Do Banks Prefer Foreclosures over Loan Modifications?

At the start of the foreclosure crisis, personal finance consultants told struggling homeowners to contact their lenders if they couldn’t pay their monthly loan payments. The lenders, they were told, wanted to do everything they could to avoid a foreclosure.

Now these consultants aren’t so sure that the banks want to avoid foreclosure. Homeowners start down a difficult road towards loan modification and are met with indifference and incompetence at the bank.

In March, the Treasury Department did begin a loan modification program to encourage loan servicers to modify troubled loans to prevent foreclosures. But the process has proved very slow and frustrating, and foreclosures continue.
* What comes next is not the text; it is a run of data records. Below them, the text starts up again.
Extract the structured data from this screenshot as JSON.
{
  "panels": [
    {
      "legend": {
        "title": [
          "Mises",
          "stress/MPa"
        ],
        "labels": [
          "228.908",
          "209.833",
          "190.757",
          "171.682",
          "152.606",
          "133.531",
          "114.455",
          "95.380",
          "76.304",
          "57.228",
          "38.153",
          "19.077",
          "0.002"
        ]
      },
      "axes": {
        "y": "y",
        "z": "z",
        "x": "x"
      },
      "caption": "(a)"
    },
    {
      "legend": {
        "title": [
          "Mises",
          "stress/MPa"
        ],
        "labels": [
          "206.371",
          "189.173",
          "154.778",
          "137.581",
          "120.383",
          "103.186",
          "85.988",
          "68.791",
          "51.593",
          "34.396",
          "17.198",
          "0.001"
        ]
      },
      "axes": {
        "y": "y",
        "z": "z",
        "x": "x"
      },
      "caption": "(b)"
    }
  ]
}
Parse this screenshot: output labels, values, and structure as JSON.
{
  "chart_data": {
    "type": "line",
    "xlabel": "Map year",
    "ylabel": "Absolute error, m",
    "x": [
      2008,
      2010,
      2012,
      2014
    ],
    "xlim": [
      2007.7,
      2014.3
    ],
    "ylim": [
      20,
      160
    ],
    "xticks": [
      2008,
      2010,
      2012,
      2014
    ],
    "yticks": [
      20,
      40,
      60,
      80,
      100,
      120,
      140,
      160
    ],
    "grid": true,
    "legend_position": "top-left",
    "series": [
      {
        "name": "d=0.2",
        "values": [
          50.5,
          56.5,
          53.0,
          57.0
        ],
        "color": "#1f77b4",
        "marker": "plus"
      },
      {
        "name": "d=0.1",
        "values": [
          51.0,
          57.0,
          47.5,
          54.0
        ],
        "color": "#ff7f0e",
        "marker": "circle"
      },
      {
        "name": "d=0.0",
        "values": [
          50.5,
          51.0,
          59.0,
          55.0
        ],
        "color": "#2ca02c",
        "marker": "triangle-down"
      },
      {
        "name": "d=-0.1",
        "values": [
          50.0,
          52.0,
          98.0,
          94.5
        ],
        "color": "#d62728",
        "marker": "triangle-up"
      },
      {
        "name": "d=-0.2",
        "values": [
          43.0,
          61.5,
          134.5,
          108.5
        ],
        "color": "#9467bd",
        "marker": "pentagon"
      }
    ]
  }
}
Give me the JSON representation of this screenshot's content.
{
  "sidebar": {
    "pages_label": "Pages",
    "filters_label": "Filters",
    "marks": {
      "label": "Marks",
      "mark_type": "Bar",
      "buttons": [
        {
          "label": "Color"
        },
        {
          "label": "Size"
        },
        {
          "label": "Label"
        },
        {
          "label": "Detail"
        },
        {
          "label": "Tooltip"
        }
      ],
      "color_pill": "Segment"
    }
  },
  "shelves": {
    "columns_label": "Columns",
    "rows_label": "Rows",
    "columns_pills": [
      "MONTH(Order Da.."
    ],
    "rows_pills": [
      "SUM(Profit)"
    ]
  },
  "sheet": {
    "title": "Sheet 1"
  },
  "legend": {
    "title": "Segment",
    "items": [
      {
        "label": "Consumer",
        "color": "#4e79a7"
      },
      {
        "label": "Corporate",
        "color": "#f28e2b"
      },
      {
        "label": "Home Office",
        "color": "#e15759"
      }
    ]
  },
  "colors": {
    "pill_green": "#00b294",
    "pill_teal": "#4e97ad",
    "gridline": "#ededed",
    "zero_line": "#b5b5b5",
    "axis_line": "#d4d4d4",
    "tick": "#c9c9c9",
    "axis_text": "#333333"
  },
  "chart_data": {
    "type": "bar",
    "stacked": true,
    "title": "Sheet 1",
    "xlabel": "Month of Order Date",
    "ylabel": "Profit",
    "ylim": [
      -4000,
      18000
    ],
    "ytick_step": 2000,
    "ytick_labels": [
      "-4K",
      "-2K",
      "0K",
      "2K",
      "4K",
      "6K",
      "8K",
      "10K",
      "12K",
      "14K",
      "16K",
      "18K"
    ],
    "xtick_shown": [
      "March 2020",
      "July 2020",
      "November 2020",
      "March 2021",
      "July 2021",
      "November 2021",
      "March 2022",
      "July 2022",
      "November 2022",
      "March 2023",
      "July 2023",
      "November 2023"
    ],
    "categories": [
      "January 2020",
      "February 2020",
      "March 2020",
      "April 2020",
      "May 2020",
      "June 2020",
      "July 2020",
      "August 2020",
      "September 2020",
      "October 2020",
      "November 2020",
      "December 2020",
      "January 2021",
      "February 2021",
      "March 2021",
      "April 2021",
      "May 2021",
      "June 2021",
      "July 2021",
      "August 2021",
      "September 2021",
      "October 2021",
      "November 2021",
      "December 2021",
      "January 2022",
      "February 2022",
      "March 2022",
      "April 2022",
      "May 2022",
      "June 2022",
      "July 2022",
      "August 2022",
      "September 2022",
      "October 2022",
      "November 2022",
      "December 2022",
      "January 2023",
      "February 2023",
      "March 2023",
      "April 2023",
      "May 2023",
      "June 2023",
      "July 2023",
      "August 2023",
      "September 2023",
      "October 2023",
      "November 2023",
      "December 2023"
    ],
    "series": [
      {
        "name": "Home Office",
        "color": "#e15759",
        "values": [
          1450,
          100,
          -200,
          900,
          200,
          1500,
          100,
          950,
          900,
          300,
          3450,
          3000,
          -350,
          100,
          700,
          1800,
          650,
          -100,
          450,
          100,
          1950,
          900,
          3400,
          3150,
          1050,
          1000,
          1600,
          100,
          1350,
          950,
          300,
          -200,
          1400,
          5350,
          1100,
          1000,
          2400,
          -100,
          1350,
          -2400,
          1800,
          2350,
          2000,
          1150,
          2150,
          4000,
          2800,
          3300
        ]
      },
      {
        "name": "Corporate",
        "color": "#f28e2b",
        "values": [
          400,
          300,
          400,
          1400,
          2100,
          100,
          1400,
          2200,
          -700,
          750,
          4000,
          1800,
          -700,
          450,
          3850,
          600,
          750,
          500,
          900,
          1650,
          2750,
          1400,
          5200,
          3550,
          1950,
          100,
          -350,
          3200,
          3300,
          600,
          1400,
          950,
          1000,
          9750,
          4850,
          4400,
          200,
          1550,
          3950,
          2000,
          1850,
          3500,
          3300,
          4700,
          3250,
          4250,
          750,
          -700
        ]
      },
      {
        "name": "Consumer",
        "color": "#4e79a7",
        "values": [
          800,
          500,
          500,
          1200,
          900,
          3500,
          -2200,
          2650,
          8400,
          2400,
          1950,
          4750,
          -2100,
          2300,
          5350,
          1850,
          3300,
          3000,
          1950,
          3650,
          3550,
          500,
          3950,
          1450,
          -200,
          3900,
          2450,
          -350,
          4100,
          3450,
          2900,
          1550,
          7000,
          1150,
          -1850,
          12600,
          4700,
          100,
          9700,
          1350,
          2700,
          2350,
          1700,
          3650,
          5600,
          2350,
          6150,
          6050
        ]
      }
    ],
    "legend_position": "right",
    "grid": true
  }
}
According to a new report by the National Consumer Law Center, it’s no mystery why loan servicers are dragging their feet on loan modifications. The report suggests that these companies actually stand to make money if the troubled property goes to foreclosure.

In almost every case, the loan servicer doesn’t own the loan. It’s simply a company — usually a bank — hired to collect the money from the homeowner and deliver the funds to the investors who own the mortgage. The investors lose money if the property goes to foreclosure, but the servicer doesn’t. And homeowners seeking to save their homes by modifying unaffordable loans typically deal with these servicers.

“Loan modifications inevitably cost the servicer something,” the report says. “A servicer deciding between a foreclosure and a loan modification faces the prospect of near certain loss if the loan is modified, and no penaly, but potential profit, if the home is foreclosed.

This report certainly poses a dilemma to the homeowner appplying for a loan modification. If you are one of these homeowners, be sure you are working with a qualified professional who can guid you through the loan modification process.